Citation Link: https://doi.org/10.25819/ubsi/10879
Essays on Inequality, Digitalization, and the Environment
Translated Title
Essays über Ungleichheit, Digitalisierung und Umwelt
Source Type
Doctoral Thesis
Author
Subjects
Environment
Environmental Engel Curves
Digitalization
Inequality
National Accounts
Climate-Smart Agriculture
DDC
330 Economics
GHBS-Clases
Issue Date
2025
Abstract
This thesis consists of five thematically related chapters on inequality, digitalization, and the environment. Two recurring themes are (i) who captures rents under shocks and how institutions shape income distribution, and (ii) how inequality and digital technologies alter emissions with policy-relevant trade-offs.

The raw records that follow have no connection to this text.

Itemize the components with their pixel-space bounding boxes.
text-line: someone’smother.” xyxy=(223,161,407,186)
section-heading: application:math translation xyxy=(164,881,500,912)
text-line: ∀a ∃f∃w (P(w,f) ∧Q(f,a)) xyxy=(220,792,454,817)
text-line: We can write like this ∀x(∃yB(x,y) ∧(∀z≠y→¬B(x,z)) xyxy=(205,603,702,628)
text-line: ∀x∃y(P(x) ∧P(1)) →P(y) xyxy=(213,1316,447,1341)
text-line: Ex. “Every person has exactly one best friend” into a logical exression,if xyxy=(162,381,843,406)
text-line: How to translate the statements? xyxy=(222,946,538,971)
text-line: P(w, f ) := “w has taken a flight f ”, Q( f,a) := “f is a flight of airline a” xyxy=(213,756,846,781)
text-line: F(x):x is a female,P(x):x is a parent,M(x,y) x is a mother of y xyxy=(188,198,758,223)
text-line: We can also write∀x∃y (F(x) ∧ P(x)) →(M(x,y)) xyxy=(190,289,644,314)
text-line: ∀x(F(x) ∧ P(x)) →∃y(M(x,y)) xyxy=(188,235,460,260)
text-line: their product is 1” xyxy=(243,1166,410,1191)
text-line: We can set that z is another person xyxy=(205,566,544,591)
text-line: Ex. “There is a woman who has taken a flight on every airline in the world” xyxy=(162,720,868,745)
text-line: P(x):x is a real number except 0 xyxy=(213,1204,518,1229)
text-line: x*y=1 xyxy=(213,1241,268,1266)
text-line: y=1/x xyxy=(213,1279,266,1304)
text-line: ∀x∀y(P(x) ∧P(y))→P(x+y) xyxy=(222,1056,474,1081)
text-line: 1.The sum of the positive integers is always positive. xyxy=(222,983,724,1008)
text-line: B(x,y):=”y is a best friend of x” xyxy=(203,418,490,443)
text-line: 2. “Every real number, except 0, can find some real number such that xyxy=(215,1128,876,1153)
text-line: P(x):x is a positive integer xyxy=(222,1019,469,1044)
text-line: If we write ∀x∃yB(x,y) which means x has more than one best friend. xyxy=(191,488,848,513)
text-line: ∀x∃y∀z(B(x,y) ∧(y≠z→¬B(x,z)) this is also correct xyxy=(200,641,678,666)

The first chapter decomposes Germany’s 2021-2023 inflation across 11 sectors using Gross Value Added deflators, showing that profits - not wages - captured 57.6% of price growth in high-inflation sectors, with implications for competition and fiscal policy to countermeasure inflation and distributional impacts. Chapter 2 constructs Ecuador’s first Distributional National Accounts (1990-2022) from survey-tax microdata, finding persistent top-end concentration (top one percent: 25% of pretax income) and a fragile move from extractive to weakly inclusive institutions during the commodity boom that eroded post-COVID. Chapter 3 integrates tax registers and machine learning-based consumption to account for the carbon emissions of the "missing rich": the top ten percent share of disposable income rises from 30% (survey) to 46% (integrated) and their emissions share from 26% to 31%. However, full redistribution would raise emissions by 26% versus 6% in survey-only estimates - highlighting needs for the design of emission-mitigating in combination with income redistributional policies. Chapter 4 estimates the net climate effect of digitalization across industrialized countries: digitalization in firms and households generally lowers carbon dioxide emissions, but the optimum differs - lower-income industrialized countries lie above its potential emission-reducing level of digitalization while higher-income ones remain below efficiency-enhancing levels. Chapter 5 investigates digitalization in the agricultural sector: adopting digital yield monitoring in 28 states in the United States (1996-2010) reduces nitrous oxide per unit of output and per hectare; production expands, yet efficiency gains dominate, delivering net emission cuts and provide evidence for climate-smart agriculture.